After yesterdays awesome day, Justin was eager to join me this morning for a few hours on the patch. We only covered the east and west side of the sight and on the former area of note we got a single Wood Thrush, Orchard and 2 Black-cowled Oriole, 2 Tropical Wood Pewee, 2 Orange-billed Sparrow and 2 Rose-breasted Grosbeak. However, it was the west side that produced the lifer. Justin relocated the White-throated Flycatcher, got a pic before it disappeared. We spent some time trying to find it and ended up under the tall mallows where there were a single Dark-striped Sparrow and Olivaceous Piculet and 2 Mourning Warbler. Justin took his time getting pics of a Common Tody Flycatcher while I continued through the maze of Mallows. A few minutes later, Justin showed me a BOC shot of a greyish Empidonax flycatcher. I could see that it wasn’t the White-throated and after searching for a few minutes, I relocated it perched low down. It was calling regularly and by the long tail and primaries, I strongly thought that it was probably a Willow Flycatcher. This was confirmed from recordings on the Ebird app that we listened to while the flycatcher was still vocal. Ideal! A Boat-billed Heron turned up in the same tree where they’ve always roosted at the west pond where there was also a pair of Green Kingfisher and single Green Heron, Green Ibis and the daily Great Egret. Justin had to get back to the hostel for mid-day and at the entrance of the patch, I spotted 2 Great Black Hawk circling just NW of the hostel. That’s now three new raptors added to the patch list in a equal number of days.

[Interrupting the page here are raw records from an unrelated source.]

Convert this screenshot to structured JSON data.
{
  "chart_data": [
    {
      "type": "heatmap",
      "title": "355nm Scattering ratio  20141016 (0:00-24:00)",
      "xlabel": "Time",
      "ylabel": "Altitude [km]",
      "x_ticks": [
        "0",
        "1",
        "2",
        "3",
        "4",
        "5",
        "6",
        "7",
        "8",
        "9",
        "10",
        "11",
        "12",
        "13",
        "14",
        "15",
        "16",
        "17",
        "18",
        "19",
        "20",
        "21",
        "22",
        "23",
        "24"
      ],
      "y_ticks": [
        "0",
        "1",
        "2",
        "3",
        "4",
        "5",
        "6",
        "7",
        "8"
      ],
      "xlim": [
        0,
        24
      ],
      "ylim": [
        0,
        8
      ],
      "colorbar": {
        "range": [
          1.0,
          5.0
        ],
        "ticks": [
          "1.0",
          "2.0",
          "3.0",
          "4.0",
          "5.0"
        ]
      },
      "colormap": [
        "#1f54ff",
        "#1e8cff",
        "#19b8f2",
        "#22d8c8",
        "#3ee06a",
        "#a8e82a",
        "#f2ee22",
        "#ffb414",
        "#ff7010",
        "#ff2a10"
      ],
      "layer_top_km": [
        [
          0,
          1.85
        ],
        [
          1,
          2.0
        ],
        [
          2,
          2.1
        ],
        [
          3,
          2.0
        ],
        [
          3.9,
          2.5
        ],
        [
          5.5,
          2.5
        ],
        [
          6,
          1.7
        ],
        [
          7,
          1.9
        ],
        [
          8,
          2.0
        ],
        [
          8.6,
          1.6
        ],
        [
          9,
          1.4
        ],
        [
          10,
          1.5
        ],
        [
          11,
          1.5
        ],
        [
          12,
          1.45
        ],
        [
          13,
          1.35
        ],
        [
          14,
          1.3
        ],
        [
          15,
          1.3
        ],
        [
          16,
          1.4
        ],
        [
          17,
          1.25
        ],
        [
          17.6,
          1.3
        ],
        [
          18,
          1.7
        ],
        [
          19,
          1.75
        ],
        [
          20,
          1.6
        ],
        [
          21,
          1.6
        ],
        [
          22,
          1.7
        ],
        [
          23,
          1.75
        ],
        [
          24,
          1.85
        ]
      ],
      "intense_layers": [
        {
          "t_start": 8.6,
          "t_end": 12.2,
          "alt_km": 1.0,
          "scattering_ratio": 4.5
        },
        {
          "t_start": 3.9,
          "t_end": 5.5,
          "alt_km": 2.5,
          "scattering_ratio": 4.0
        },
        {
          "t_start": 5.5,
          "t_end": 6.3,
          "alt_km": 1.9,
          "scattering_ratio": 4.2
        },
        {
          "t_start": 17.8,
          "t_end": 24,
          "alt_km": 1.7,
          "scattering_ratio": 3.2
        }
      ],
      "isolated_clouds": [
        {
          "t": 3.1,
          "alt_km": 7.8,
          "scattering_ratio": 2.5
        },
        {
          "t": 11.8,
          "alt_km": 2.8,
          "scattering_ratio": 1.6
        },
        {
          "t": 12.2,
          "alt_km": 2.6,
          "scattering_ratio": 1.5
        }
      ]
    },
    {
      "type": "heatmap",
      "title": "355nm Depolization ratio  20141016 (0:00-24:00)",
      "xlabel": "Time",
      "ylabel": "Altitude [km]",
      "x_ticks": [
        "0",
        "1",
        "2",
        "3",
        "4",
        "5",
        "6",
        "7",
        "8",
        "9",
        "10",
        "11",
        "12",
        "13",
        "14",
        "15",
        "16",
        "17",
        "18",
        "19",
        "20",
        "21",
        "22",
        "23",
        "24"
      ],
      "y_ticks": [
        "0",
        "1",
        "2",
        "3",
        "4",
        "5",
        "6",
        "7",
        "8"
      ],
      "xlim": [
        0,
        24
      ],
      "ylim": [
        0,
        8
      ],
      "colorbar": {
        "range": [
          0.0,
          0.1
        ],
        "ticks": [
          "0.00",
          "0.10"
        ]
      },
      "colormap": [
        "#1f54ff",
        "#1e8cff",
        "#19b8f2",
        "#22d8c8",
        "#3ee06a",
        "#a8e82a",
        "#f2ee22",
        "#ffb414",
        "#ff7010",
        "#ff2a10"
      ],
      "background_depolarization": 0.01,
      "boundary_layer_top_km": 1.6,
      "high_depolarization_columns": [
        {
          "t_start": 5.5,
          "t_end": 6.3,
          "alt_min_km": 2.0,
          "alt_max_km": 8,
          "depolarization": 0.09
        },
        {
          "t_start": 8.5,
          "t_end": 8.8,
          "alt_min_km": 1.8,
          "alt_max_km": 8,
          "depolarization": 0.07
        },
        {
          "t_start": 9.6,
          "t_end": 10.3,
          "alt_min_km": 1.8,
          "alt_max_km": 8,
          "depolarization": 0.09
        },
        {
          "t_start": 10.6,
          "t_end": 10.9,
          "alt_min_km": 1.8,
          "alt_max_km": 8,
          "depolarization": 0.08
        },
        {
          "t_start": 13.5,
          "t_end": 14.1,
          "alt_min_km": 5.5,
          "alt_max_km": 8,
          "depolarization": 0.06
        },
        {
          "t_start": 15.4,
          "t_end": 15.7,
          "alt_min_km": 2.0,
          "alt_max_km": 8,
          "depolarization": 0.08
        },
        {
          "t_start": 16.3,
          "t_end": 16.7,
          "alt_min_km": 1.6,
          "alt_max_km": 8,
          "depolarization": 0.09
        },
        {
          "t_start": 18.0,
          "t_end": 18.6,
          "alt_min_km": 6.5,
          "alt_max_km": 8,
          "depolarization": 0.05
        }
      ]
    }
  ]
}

A pair of Green Kingfisher, including this male, showed off superbly at close range on the west pond
This Willow Flycatcher showed well in the tall mallows on the east side of the patch
2 Great Black Hawk were the third new species of raptor added to the patch list in equal number of days
A few hours later, I returned on my own and with some of the species I observed, the weather played it’s part. First I hit the River Danta and after flushing a Bare-throated Tiger Heron, I spotted a Cinnamon Becard very briefly nearby. After hearing a few individuals of the latter species but not seeing a single one while in Peruto Jimenze, I guess this was also a new species. The 2 Rufous-tailed Jacamar were still present but in cover on the river bank was yesterdays male Great Antshrike! An hour later, I was at the east side again and the sky was turning dark and there was a light shower for a few minutes. I looked skywards and sure enough, 2 Vaux Swift flew low west. The next ten minutes 5 White-collard and a single Lesser Swallow-tailed Swift, 2 Barn Swallow and 2 Grey-breasted Martin. This was followed just before dark by some 15 Shiney Cowbird and 6 Cattle Egret, NW over the east pond goin to roost and would you believe it, the egrets were a patch tick.
Bare-throated Tiger Heron
After only hearing them while in Peruto Jimenze, I never thought I would see my first Cinnamon Becard on the patch
It appears that there are only 2 American Redstart on site
The male Golden-winged Warbler was still present at the edge of the primary forest.
After returning back to observing the patch three days ago, as expected Yellow and Chestnut Warbler have slightly increased as they move north and I’m also hoping that there will be other migrant species moving through the patch on their northly migration like the Empidonax flycatchers that have already done. Other resident species have also increased including Cinnamon Saltator from the max of 4 before I left to over 10. And the same for Clay-coloured Thrush. From less than 10 to now up to 20-25. Also noted is White-winged Dove with a single record in the three weeks of watching the patch to 2 yesterday and a flock of 11, SE and yesterday, the first site record of Red-billed Pigeon.